Asheville was launched on 4 July 1918 and commissioned on 6 July 1920.
Asheville spent the larger part of her service as a part of the Asiatic Fleet with extensive service in China as a member of the Yangtze Patrol and in the Philippines. From 1929-1931, she was stationed in the Caribbean and Nicaragua during the so-called Banana Wars. She was part of the Asiatic Fleet at the outbreak of World War II. She was on patrol in the Philippines when Pearl Harbor was attacked on 8 December 1941 (7 December in Hawaii). Ordered south by CINCAF to the Dutch East Indies (N.E.I.) in December 1941 with most of the rest of the American surface fleet, Asheville escaped early destruction only by making a tense 12-day, 2,000 mi (1,700 nmi; 3,200 km) voyage to the south coast of Java.

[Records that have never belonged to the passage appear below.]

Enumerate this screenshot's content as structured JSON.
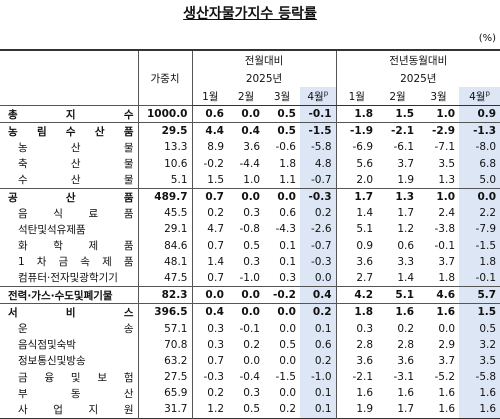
{
  "header": {
    "title": "생산자물가지수 등락률",
    "unit": "(%)"
  },
  "table": {
    "weight_header": "가중치",
    "groups": [
      {
        "label": "전월대비",
        "year": "2025년",
        "months": [
          {
            "label": "1월"
          },
          {
            "label": "2월"
          },
          {
            "label": "3월"
          },
          {
            "label": "4월",
            "sup": "p"
          }
        ]
      },
      {
        "label": "전년동월대비",
        "year": "2025년",
        "months": [
          {
            "label": "1월"
          },
          {
            "label": "2월"
          },
          {
            "label": "3월"
          },
          {
            "label": "4월",
            "sup": "p"
          }
        ]
      }
    ],
    "rows": [
      {
        "label": "총 지 수",
        "bold": true,
        "weight": "1000.0",
        "values": [
          "0.6",
          "0.0",
          "0.5",
          "-0.1",
          "1.8",
          "1.5",
          "1.0",
          "0.9"
        ]
      },
      {
        "label": "농 림 수 산 품",
        "bold": true,
        "weight": "29.5",
        "values": [
          "4.4",
          "0.4",
          "0.5",
          "-1.5",
          "-1.9",
          "-2.1",
          "-2.9",
          "-1.3"
        ]
      },
      {
        "label": "농 산 물",
        "weight": "13.3",
        "values": [
          "8.9",
          "3.6",
          "-0.6",
          "-5.8",
          "-6.9",
          "-6.1",
          "-7.1",
          "-8.0"
        ]
      },
      {
        "label": "축 산 물",
        "weight": "10.6",
        "values": [
          "-0.2",
          "-4.4",
          "1.8",
          "4.8",
          "5.6",
          "3.7",
          "3.5",
          "6.8"
        ]
      },
      {
        "label": "수 산 물",
        "weight": "5.1",
        "values": [
          "1.5",
          "1.0",
          "1.1",
          "-0.7",
          "2.0",
          "1.9",
          "1.3",
          "5.0"
        ]
      },
      {
        "label": "공 산 품",
        "bold": true,
        "weight": "489.7",
        "values": [
          "0.7",
          "0.0",
          "0.0",
          "-0.3",
          "1.7",
          "1.3",
          "1.0",
          "0.0"
        ]
      },
      {
        "label": "음 식 료 품",
        "weight": "45.5",
        "values": [
          "0.2",
          "0.3",
          "0.6",
          "0.2",
          "1.4",
          "1.7",
          "2.4",
          "2.2"
        ]
      },
      {
        "label": "석탄및석유제품",
        "weight": "29.1",
        "values": [
          "4.7",
          "-0.8",
          "-4.3",
          "-2.6",
          "5.1",
          "1.2",
          "-3.8",
          "-7.9"
        ]
      },
      {
        "label": "화 학 제 품",
        "weight": "84.6",
        "values": [
          "0.7",
          "0.5",
          "0.1",
          "-0.7",
          "0.9",
          "0.6",
          "-0.1",
          "-1.5"
        ]
      },
      {
        "label": "1 차 금 속 제 품",
        "weight": "48.1",
        "values": [
          "1.4",
          "0.3",
          "0.1",
          "-0.3",
          "3.6",
          "3.3",
          "3.7",
          "1.8"
        ]
      },
      {
        "label": "컴퓨터·전자및광학기기",
        "weight": "47.5",
        "values": [
          "0.7",
          "-1.0",
          "0.3",
          "0.0",
          "2.7",
          "1.4",
          "1.8",
          "-0.1"
        ]
      },
      {
        "label": "전력·가스·수도및폐기물",
        "bold": true,
        "weight": "82.3",
        "values": [
          "0.0",
          "0.0",
          "-0.2",
          "0.4",
          "4.2",
          "5.1",
          "4.6",
          "5.7"
        ]
      },
      {
        "label": "서 비 스",
        "bold": true,
        "weight": "396.5",
        "values": [
          "0.4",
          "0.0",
          "0.0",
          "0.2",
          "1.8",
          "1.6",
          "1.6",
          "1.5"
        ]
      },
      {
        "label": "운 송",
        "weight": "57.1",
        "values": [
          "0.3",
          "-0.1",
          "0.0",
          "0.1",
          "0.3",
          "0.2",
          "0.0",
          "0.5"
        ]
      },
      {
        "label": "음식점및숙박",
        "weight": "70.8",
        "values": [
          "0.3",
          "0.2",
          "0.5",
          "0.6",
          "2.8",
          "2.8",
          "2.9",
          "3.2"
        ]
      },
      {
        "label": "정보통신및방송",
        "weight": "63.2",
        "values": [
          "0.7",
          "0.0",
          "0.0",
          "0.2",
          "3.6",
          "3.6",
          "3.7",
          "3.5"
        ]
      },
      {
        "label": "금 융 및 보 험",
        "weight": "27.5",
        "values": [
          "-0.3",
          "-0.4",
          "-1.5",
          "-1.0",
          "-2.1",
          "-3.1",
          "-5.2",
          "-5.8"
        ]
      },
      {
        "label": "부 동 산",
        "weight": "65.9",
        "values": [
          "0.2",
          "0.3",
          "0.0",
          "0.1",
          "1.6",
          "1.6",
          "1.6",
          "1.6"
        ]
      },
      {
        "label": "사 업 지 원",
        "weight": "31.7",
        "values": [
          "1.2",
          "0.5",
          "0.2",
          "0.1",
          "1.9",
          "1.7",
          "1.6",
          "1.6"
        ]
      }
    ]
  }
}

The Japanese victory in the Battle of the Java Sea marked the end of the Asiatic Fleet, and all remaining Allied ships were ordered to retreat to Australia or Ceylon. Hampered by engine troubles and sailing alone, Asheville was discovered on 3 March 1942 by a shipborne scout plane south of Java and overtaken by a Japanese destroyer squadron—consisting of the destroyers Arashi and Nowaki, and the heavy cruiser Maya. As the cruiser stood by, the two Japanese destroyers closed and engaged Asheville at close range with their guns. After an intense 30-minute gun battle, the smoldering hulk of Asheville—her superstructure almost completely shot away—finally sank. After calling to ask if there was an officer among the swimmers, a Japanese destroyer picked up one survivor—FM/2c Fred L. Brown from Ft. Wayne, Indiana—probably simply to identify what ship they had sunk. The remainder of the survivors in the water were machine-gunned and left to the sharks. In March 1945, Fireman Brown died in a POW camp in the Celebes, N.E.I.. If not for the fact that Brown had told several of his fellow prisoners his story, no one would have ever known what had been the fate of Asheville.
Asheville was one of the few American surface ships lost with no known survivors at the end of the war.
Asheville received one battle star for her World War II service.